En 1993 j'étais étudiant à l'université de Conakry. L'Etat nous versait 40000 FG par mois comme bourse d'études. En plus, pour certains d'entre nous, nous avions droit à un logement étudiant. Bien que ces 40000 francs ne soit pas une grosse somme, nous arrivions quand même à survivre. Je me souviens que je dépensais 500 FG par jour pour ma nourriture car avec 100 FG on arrivait à déjeuner. Et pourtant nous avions aussi accès au réfectoire de l'université. Qui était par ailleurs gratuit. Il suffisait d'arriver à l'heure pour se restaurer gratuitement. Cependant il nous arrivait de bouder le réfectoire car nous trouvions le temps un peu long. Aussi nous allions souvent dans les gargottes de Madina ou Dixinn pour nous restaurer. Je me souviens qu'on avait fait la grève du restaurant juste parce qu'un jour on avait trouvé une saleté dans ce qui avait été servi. Il s'en est suivi la casse des magasins. Le président de la république ordonna le lendemain de remplir de nouveau tous les magasins. On pouvait se payer ce luxe.
Mon père vivant au Fouta m'envoyait souvent 20000FG comme surplus pour vivre à Conakry. Avec cette somme je me payais un abonnement de bus à la Sogetag qui coûtait si ma mémoire est bonne 3500 FG. Avec cette carte on avait le loisir de déambuler du matin au soir dans tout Conakry. On se payait même le luxe de ne pas utiliser cette carte quand les bus étaient bondés. Le transport n'était pas cher. Le tronçon avec les minibus coûtait 100 FG et il y en avait assez. Le taxi était à 150 FG. Et il suffisait de héler un taxi pour qu’il s'arrêtât aussitôt. Quand on allait au marché de Madina, on pouvait se payer un pantalon à 2000 FG, un t-shirt à 1000 FG...
Quant au logement, il n'était pas cher. J'avais même poussé le bouchon jusqu'à louer une chambre en banlieue. Elle coûtait 5000 FG.
Au sein de l'université même, on avait le cinéma qui était gratuit, l'accès au stade du 28 septembre était aussi gratuit pour tous les étudiants de l'université. On y avait même notre tribune car l'idée que le stade appartenait à l'université était répandue. À chaque fois que j'avais une semaine de vacances, je partais directement pour le Fouta me ressourcer, le transport entre Conakry et Labé était de 10 000 FG.

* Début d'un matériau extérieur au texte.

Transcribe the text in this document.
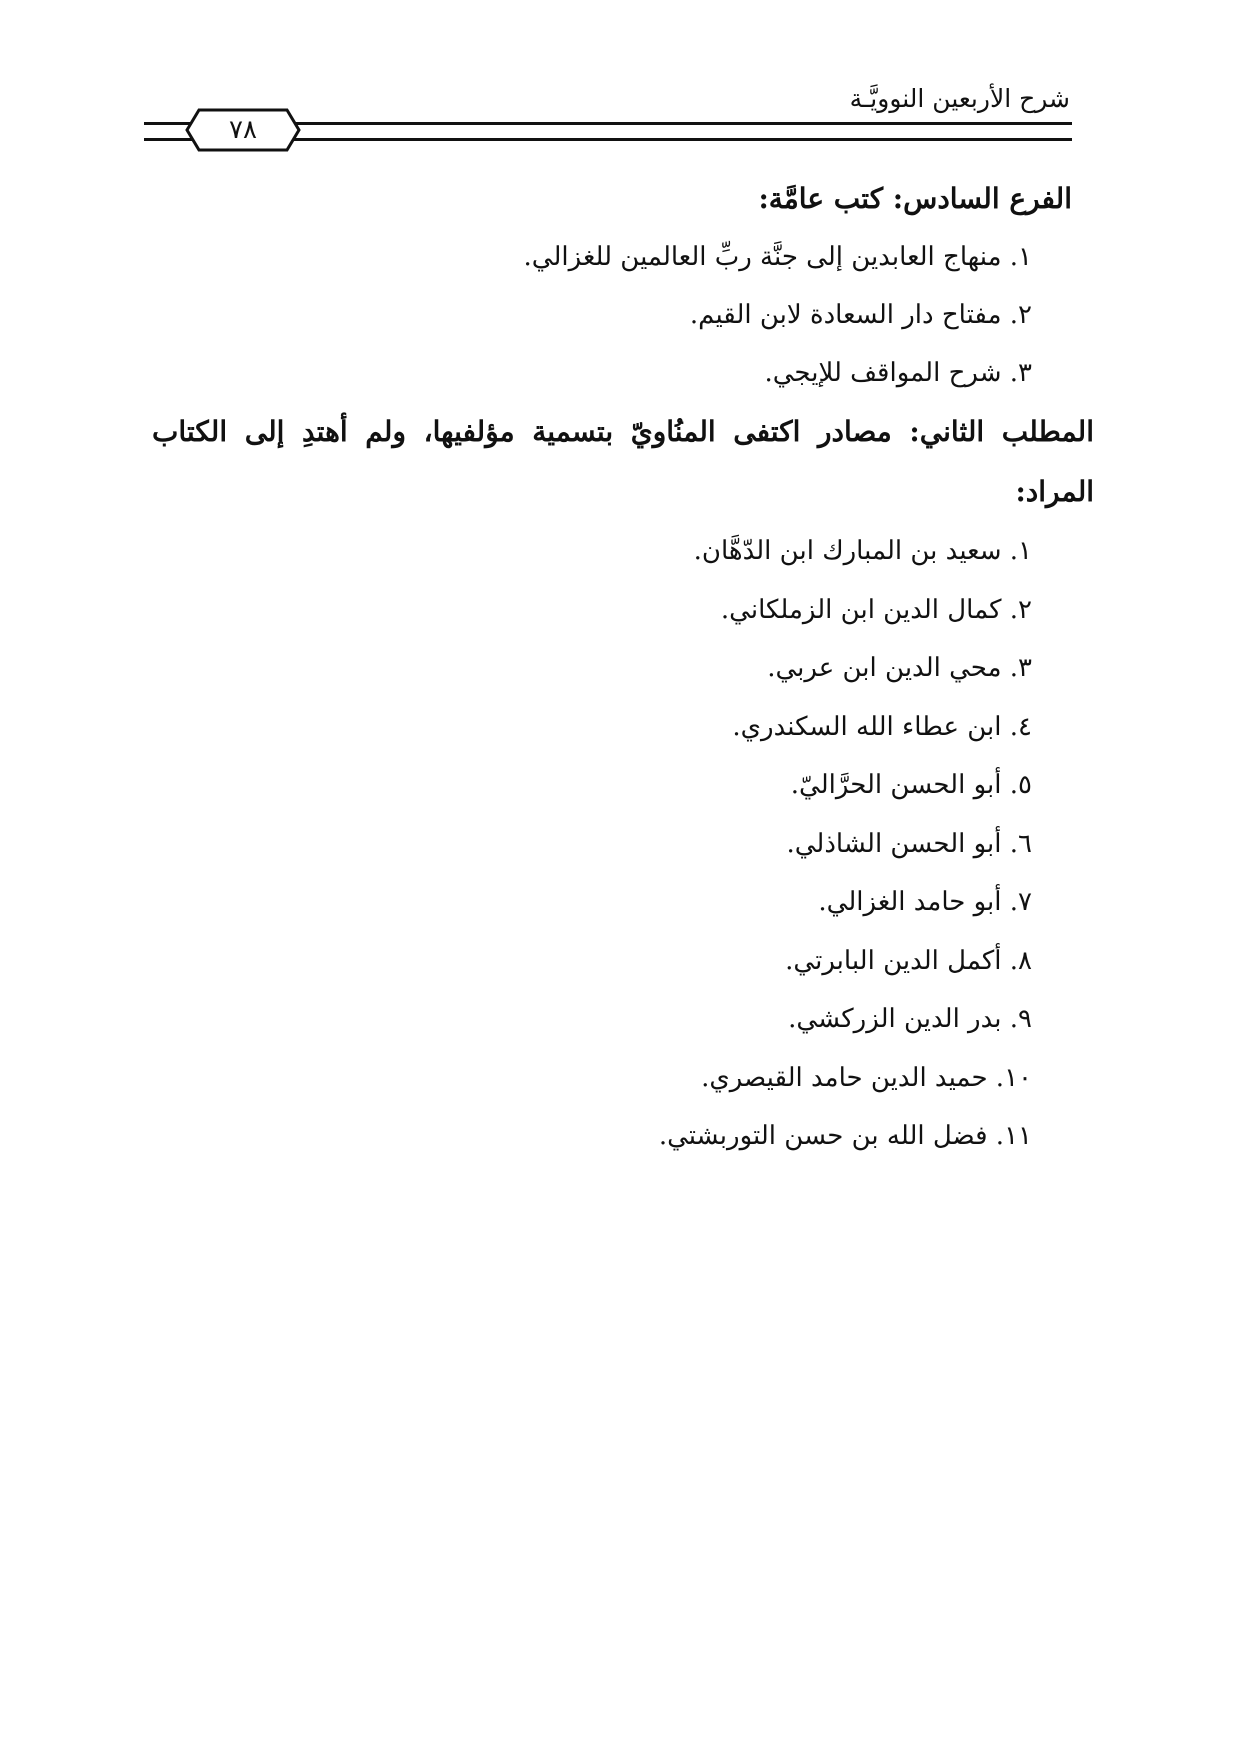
شرح الأربعين النوويَّـة
٧٨
الفرع السادس: كتب عامَّة:
١. منهاج العابدين إلى جنَّة ربِّ العالمين للغزالي.
٢. مفتاح دار السعادة لابن القيم.
٣. شرح المواقف للإيجي.
المطلب الثاني: مصادر اكتفى المنُاويّ بتسمية مؤلفيها، ولم أهتدِ إلى الكتاب
المراد:
١. سعيد بن المبارك ابن الدّهَّان.
٢. كمال الدين ابن الزملكاني.
٣. محي الدين ابن عربي.
٤. ابن عطاء الله السكندري.
٥. أبو الحسن الحرَّاليّ.
٦. أبو الحسن الشاذلي.
٧. أبو حامد الغزالي.
٨. أكمل الدين البابرتي.
٩. بدر الدين الزركشي.
١٠. حميد الدين حامد القيصري.
١١. فضل الله بن حسن التوربشتي.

Donc avec un budget de 60 000 FG par mois on arrivait à peu près à vivre décemment. Pour les fonctionnaires, je ne parle pas de ceux qui pouvaient piocher en toute impunité dans les caisses de l'Etat, mais par exemple les enseignants, ils arrivaientt à s'en sortir. Car le sac de riz dépassait rarement les 25000FG. Avec 2000 FG, la dépense journalière était assurée.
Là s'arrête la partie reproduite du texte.